Based on the assumption that models often fail to produce predictions when dealing with complex phenomena, we identify recurring patterns in the data – independent of any particular model – that occur locally. We have developed a predictive bump hunting algorithm for phenomena that are by nature undetectable using a global model, and more importantly difficult to interpret without taking vast amounts of variables into consideration. Beyond its mathematical advantages, the methodology we propose is designed to allow many different applications, in particular industrial. Our goal is to accelerate the understanding of complex issues by simulating the acquisition of experience through computing. We differentiate ourselves through our strong methodological and technological choices.
Bump Hunting Optimization
Searching for “bumps” in data – areas with unusual local densities within multidimensional data spaces – is a simple concept, but its combinatorial complexity can be explosive. The time and hardware resources needed to perform the calculations required to detect these signals quickly become unmanageable once the databases grow to more than a few thousand items of data. Our challenge is to offer an excellent ratio between strategic added value and the cost for obtaining new knowledge – in addition to the information obtained through more conventional Tools.

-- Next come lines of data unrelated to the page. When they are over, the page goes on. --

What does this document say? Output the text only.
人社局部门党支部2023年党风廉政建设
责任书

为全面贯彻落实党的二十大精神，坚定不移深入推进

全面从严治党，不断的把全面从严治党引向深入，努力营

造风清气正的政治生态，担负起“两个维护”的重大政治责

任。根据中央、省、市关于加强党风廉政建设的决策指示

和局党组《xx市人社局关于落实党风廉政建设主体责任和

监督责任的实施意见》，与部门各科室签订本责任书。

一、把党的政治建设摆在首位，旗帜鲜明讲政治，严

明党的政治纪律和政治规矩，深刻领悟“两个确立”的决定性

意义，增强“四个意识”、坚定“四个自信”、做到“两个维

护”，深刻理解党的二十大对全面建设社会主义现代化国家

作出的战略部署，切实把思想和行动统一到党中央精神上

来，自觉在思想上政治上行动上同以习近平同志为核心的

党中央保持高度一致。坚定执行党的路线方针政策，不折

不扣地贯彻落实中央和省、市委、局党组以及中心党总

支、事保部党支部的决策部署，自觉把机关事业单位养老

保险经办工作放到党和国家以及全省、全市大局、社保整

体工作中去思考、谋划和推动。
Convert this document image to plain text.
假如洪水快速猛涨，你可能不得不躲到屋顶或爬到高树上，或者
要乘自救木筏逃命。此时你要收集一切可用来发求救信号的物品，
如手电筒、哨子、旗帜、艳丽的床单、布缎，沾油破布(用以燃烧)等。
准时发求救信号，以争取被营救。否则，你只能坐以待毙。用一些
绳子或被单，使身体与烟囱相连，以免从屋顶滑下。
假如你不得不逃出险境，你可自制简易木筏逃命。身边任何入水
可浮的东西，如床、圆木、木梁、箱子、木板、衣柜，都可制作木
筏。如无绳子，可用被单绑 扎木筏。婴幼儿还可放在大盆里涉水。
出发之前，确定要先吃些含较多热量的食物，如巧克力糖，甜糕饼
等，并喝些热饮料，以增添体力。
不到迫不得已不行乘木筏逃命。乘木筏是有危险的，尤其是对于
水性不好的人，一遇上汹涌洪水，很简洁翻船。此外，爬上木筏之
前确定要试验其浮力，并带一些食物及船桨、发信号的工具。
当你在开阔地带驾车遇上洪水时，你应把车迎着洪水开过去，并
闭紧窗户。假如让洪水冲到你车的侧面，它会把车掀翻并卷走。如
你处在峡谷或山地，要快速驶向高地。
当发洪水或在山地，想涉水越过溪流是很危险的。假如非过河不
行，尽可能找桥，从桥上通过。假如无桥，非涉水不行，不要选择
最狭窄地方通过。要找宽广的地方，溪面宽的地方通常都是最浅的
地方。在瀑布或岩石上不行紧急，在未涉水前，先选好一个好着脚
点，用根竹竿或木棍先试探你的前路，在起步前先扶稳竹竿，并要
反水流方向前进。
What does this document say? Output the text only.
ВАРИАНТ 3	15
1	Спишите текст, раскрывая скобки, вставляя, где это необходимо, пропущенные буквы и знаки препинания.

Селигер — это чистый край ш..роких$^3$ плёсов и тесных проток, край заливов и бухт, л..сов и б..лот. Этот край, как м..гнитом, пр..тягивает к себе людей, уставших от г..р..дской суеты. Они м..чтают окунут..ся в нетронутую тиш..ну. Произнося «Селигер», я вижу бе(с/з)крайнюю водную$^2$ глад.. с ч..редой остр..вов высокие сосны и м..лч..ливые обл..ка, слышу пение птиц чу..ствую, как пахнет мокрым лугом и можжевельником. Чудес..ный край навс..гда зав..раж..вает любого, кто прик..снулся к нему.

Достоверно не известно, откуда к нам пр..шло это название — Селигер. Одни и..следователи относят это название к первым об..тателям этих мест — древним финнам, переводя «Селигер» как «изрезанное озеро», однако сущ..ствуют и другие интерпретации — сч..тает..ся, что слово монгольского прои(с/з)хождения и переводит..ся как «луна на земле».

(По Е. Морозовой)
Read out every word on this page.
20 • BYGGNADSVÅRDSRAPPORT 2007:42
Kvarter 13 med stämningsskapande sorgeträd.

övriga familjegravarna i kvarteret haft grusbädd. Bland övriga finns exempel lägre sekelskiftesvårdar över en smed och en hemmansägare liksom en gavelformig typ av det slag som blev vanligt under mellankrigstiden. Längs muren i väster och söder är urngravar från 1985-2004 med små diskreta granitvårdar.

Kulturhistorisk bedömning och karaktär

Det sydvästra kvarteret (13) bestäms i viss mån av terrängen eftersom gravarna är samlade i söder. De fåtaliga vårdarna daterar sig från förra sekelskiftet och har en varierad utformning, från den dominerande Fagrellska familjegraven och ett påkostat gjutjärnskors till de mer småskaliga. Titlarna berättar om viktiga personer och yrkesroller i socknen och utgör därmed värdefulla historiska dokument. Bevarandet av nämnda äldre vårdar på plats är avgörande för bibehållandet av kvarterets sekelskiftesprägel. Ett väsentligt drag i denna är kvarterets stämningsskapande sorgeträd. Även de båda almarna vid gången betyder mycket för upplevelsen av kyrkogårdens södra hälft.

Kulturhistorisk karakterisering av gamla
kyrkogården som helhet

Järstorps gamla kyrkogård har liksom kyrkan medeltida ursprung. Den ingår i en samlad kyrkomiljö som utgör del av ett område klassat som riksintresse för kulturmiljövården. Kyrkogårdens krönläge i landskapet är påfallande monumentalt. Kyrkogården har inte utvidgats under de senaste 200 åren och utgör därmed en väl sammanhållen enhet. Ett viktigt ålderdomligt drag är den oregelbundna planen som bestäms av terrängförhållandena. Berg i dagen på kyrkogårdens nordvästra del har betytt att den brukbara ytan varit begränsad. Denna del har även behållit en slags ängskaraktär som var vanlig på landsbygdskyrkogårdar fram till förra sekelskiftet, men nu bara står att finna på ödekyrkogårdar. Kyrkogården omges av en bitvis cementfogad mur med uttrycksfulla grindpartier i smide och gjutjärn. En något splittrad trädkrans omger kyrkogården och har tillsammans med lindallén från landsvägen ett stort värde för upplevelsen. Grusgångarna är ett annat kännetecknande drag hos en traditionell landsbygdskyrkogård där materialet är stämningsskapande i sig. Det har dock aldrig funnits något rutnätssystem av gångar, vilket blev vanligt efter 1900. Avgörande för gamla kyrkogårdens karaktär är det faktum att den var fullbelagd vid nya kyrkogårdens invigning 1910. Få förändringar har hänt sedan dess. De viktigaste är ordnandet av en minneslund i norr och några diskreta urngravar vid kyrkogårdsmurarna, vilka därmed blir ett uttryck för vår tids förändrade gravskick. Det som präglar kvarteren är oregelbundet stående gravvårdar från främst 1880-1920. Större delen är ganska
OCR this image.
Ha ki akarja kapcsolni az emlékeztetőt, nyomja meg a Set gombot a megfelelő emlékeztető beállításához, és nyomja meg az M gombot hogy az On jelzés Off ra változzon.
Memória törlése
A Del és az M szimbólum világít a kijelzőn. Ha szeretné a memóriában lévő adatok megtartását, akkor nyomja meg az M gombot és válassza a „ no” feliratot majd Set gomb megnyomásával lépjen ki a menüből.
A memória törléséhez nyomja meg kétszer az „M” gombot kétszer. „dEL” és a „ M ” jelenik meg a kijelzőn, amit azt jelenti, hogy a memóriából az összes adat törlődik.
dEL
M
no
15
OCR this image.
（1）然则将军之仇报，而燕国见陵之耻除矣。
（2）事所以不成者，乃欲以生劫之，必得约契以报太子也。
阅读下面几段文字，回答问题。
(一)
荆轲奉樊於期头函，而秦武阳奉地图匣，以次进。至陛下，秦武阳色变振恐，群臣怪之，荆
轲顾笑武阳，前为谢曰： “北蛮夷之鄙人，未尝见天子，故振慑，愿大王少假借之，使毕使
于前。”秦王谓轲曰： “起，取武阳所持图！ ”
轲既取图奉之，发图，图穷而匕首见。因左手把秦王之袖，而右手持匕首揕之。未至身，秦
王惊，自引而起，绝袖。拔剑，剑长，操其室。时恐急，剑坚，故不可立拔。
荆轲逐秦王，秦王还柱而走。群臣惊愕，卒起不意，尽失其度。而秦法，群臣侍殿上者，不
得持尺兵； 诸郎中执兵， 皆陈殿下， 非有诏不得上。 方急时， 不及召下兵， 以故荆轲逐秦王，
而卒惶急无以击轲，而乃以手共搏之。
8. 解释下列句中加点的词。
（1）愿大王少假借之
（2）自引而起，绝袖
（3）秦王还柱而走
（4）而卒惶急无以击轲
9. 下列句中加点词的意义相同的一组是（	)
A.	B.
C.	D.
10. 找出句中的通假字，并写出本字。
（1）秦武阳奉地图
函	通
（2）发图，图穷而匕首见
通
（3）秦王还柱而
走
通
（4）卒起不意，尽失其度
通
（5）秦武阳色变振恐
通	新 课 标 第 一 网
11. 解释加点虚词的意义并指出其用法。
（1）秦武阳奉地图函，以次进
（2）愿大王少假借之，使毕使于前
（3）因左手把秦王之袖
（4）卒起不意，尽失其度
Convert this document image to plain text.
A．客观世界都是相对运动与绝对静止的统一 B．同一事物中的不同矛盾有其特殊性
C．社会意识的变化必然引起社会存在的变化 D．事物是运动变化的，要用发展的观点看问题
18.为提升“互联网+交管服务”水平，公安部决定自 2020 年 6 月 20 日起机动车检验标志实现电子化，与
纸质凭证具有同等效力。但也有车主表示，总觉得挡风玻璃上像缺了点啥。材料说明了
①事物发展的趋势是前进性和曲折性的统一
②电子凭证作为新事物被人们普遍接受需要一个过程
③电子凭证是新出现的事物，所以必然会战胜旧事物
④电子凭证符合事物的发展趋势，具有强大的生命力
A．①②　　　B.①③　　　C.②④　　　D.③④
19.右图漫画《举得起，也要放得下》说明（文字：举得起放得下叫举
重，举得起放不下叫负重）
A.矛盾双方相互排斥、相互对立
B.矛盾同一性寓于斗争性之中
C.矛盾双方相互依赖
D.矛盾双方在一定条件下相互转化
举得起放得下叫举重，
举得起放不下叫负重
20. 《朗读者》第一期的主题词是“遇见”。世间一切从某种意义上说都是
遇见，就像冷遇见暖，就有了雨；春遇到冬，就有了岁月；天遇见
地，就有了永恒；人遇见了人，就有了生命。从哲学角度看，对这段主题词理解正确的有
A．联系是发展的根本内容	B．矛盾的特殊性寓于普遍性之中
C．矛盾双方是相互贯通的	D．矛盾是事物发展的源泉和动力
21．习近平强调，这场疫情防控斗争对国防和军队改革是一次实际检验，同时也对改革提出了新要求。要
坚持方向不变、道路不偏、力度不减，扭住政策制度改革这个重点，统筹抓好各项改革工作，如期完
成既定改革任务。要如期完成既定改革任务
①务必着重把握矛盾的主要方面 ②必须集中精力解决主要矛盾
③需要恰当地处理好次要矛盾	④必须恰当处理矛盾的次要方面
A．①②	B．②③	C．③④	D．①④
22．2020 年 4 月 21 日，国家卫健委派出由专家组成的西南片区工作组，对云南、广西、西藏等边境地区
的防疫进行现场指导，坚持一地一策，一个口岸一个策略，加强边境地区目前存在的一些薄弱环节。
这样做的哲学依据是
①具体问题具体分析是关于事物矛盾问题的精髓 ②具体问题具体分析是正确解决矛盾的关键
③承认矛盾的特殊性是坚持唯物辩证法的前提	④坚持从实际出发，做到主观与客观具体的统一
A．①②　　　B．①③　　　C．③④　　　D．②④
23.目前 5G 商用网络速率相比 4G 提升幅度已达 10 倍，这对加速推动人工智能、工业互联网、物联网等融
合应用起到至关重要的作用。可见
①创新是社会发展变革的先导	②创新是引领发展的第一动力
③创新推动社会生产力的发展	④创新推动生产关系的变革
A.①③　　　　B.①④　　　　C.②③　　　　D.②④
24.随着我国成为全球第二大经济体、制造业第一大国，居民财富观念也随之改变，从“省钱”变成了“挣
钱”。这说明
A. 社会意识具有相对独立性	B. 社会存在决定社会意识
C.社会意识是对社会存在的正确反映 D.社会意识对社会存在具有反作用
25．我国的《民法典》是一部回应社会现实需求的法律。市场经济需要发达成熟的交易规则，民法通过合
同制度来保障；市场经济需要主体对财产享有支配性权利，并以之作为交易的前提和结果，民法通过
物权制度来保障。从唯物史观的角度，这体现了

Association rule learning, which is designed to predict specific processes for a random variable by exploring existing data, runs into execution constraints that quickly become unmanageable on standard computer platforms, even if clustered, because the combinatorial analysis is so explosive. Our innovation is to have implemented the core of our algorithm on reprogrammable logic circuits such as FPGA, while obtaining performances that are far superior to those provided by current microprocessors – at much lower cost and with much less energy consumption.
Any sufficiently advanced technology is indistinguishable from magic.